A: If the law of the place of incorporation of the foreign company requires the company to prepare its financial statements according standards similar to those in Singapore or which are acceptable to the Registrar, then the company may prepare its financial statements in accordance in accordance with the requirements of the place that it is incorporated. The foreign company need not prepare a fresh set of financial statements for filing in Singapore.

Q:
What is the difference between an “agent” and an “authorised representative” of a foreign company?
A:
They mean the same thing, although the term “agent” will no longer be used, as this will be replaced with the term “authorised representative”. This new change of name is meant to show the importance of the role of the agent.
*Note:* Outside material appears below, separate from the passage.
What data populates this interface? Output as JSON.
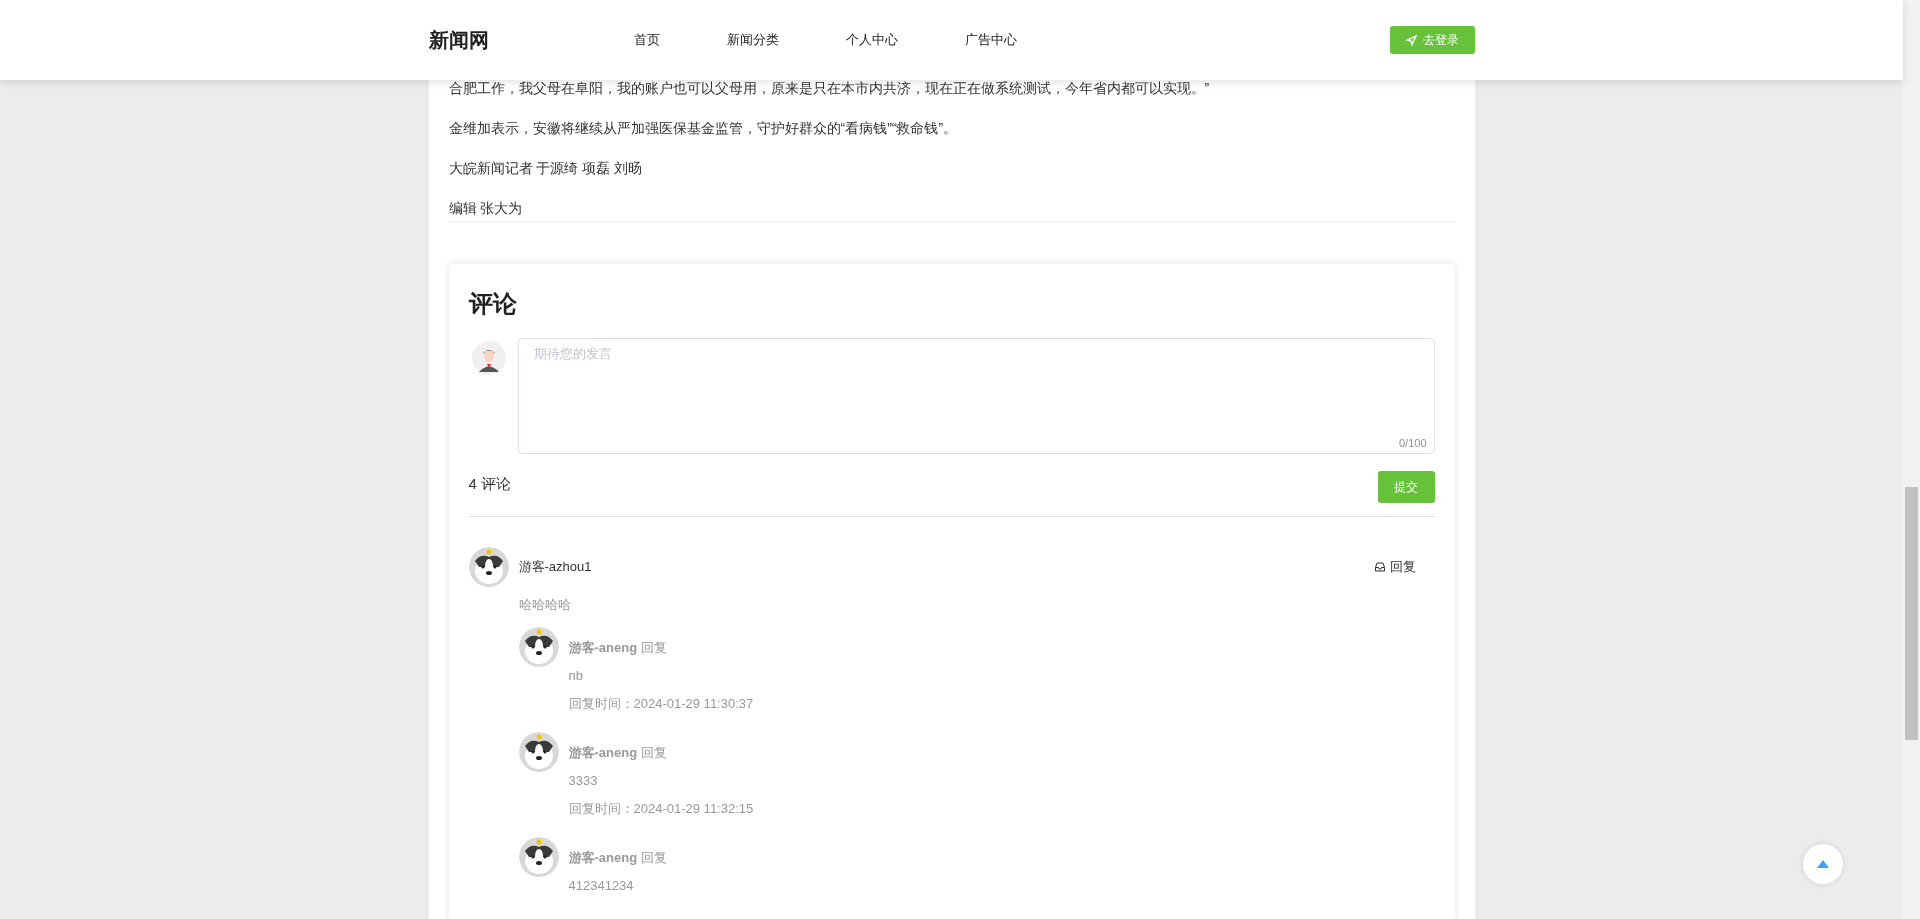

As he is the authorised representative of the foreign company in Singapore, he is accountable and responsible for the foreign company in Singapore.

Q:
How many authorised representatives must a foreign company have?
A:
A foreign company must have at least one authorised representative.

Q:
What are the new grounds for striking off a foreign company?
A:
Currently, ACRA may strike-off a foreign company:
where we have reasonable cause to believe that the foreign company has ceased to carry on business or to have a place of business in Singapore; or
if we are satisfied that the foreign company is being used for an unlawful purpose or for a purpose prejudicial to public peace, welfare or good order etc.
To safeguard the sole authorised representative of a foreign company, there are now 3 additional grounds for striking-off a foreign company:
where the authorised representative wishes to resign but is unable to do so because there is no one to replace him, and the foreign company has failed to respond or act on this matter within 12 months;
where the authorised representative has asked the foreign company whether the foreign company intends to cancel or continue its registration under the Companies Act, and the foreign company has not responded with any instructions within 12 months of this request;
where the foreign company has no authorised representative (i.e. the foreign company does not appoint a replacement authorised representative for more than 6 months following the death of the sole authorised representative).